Chapter Four locates the lives of African and African-descended women in New Orleans. On the Gulf Coast, and particularly with the implementation of the Code Noir, African women were forced to struggle within and against official and lived means of freedom and manumission. Legal free status was a “fiction” that “required intimacy with empire,” a gendered phenomenon that led some African men to take Company jobs in exchange for freedom, and often required women to gain proximity to powerful men. Johnson’s elaboration on the Code Noir and her accounts of women like Suzanne and Charlotte who struggled for their freedom, are evocative and thorough. For her, it is also necessary to read the archive for “unacknowledged or missing” Black life without equating it to Black death. Proceeding to Chapter Five, Johnson elaborates on how women’s intimate lives assisted efforts to “reject bondage” and improvise degrees of freedom within and outside of formal manumission. Frequently, this art of rejection coincided with danger, intimate violence, and death, but Johnson emphasizes in equal parts the production of “black femme freedom” and subversive, strategic “geographies of pleasure.” 
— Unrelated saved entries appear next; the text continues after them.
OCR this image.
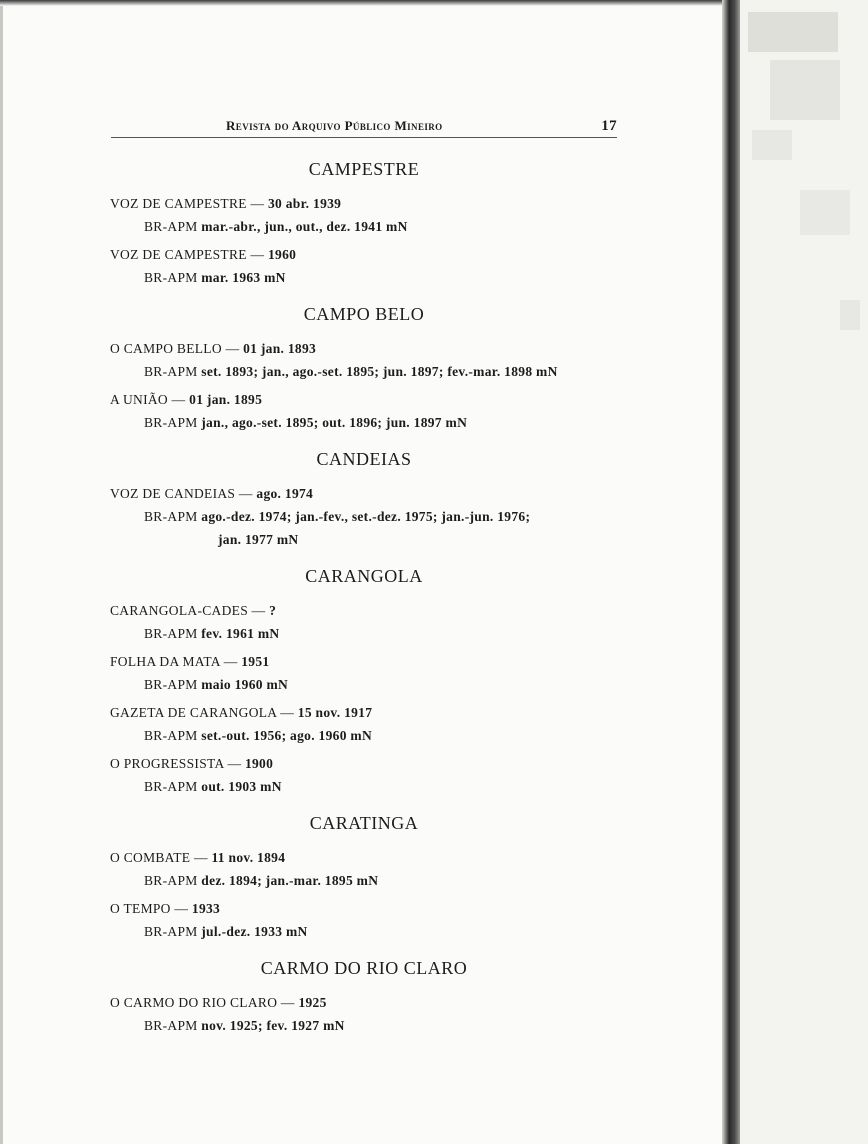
Revista do Arquivo Público Mineiro	17
CAMPESTRE
VOZ DE CAMPESTRE — 30 abr. 1939
BR-APM mar.-abr., jun., out., dez. 1941 mN
VOZ DE CAMPESTRE — 1960
BR-APM mar. 1963 mN
CAMPO BELO
O CAMPO BELLO — 01 jan. 1893
BR-APM set. 1893; jan., ago.-set. 1895; jun. 1897; fev.-mar. 1898 mN
A UNIÃO — 01 jan. 1895
BR-APM jan., ago.-set. 1895; out. 1896; jun. 1897 mN
CANDEIAS
VOZ DE CANDEIAS — ago. 1974
BR-APM ago.-dez. 1974; jan.-fev., set.-dez. 1975; jan.-jun. 1976;
jan. 1977 mN
CARANGOLA
CARANGOLA-CADES — ?
BR-APM fev. 1961 mN
FOLHA DA MATA — 1951
BR-APM maio 1960 mN
GAZETA DE CARANGOLA — 15 nov. 1917
BR-APM set.-out. 1956; ago. 1960 mN
O PROGRESSISTA — 1900
BR-APM out. 1903 mN
CARATINGA
O COMBATE — 11 nov. 1894
BR-APM dez. 1894; jan.-mar. 1895 mN
O TEMPO — 1933
BR-APM jul.-dez. 1933 mN
CARMO DO RIO CLARO
O CARMO DO RIO CLARO — 1925
BR-APM nov. 1925; fev. 1927 mN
In the final two chapters, Johnson looks beyond French colonial rule and observes the evolution of Black femme freedom under the Spanish empire’s policy of “buen gobierno,” tracing African-descended women’s expressions of freedom amidst the clash of empires. Examining in detail a legal dispute over property inheritance between two women subjected to different racial categorizations based on phenotype and skin color, Johnson interrogates Spanish systems of racialization. She also reveals African-descended women’s adeptness with navigating the developing legal and social codes of the new colonial power. “Buen gobierno” differed from Code Noir but presented its own set of strategies and motivations for policing Black female sexuality and freedom. Johnson addresses what she terms “archipelagic questions of intimacy,” which recognize the fluidity and exchange of freedom and kinship practices that resulted from contact between the Gulf Coast and the Caribbean islands, especially as the Spanish empire sought to standardize its rule from the archipelago to the mainland. For those writing on practices of resistance in the Atlantic world, scholars of New Orleans history, and anyone interested in how to bring narrative to life from the silences of the archive, this is an accessible and beautifully constructed book.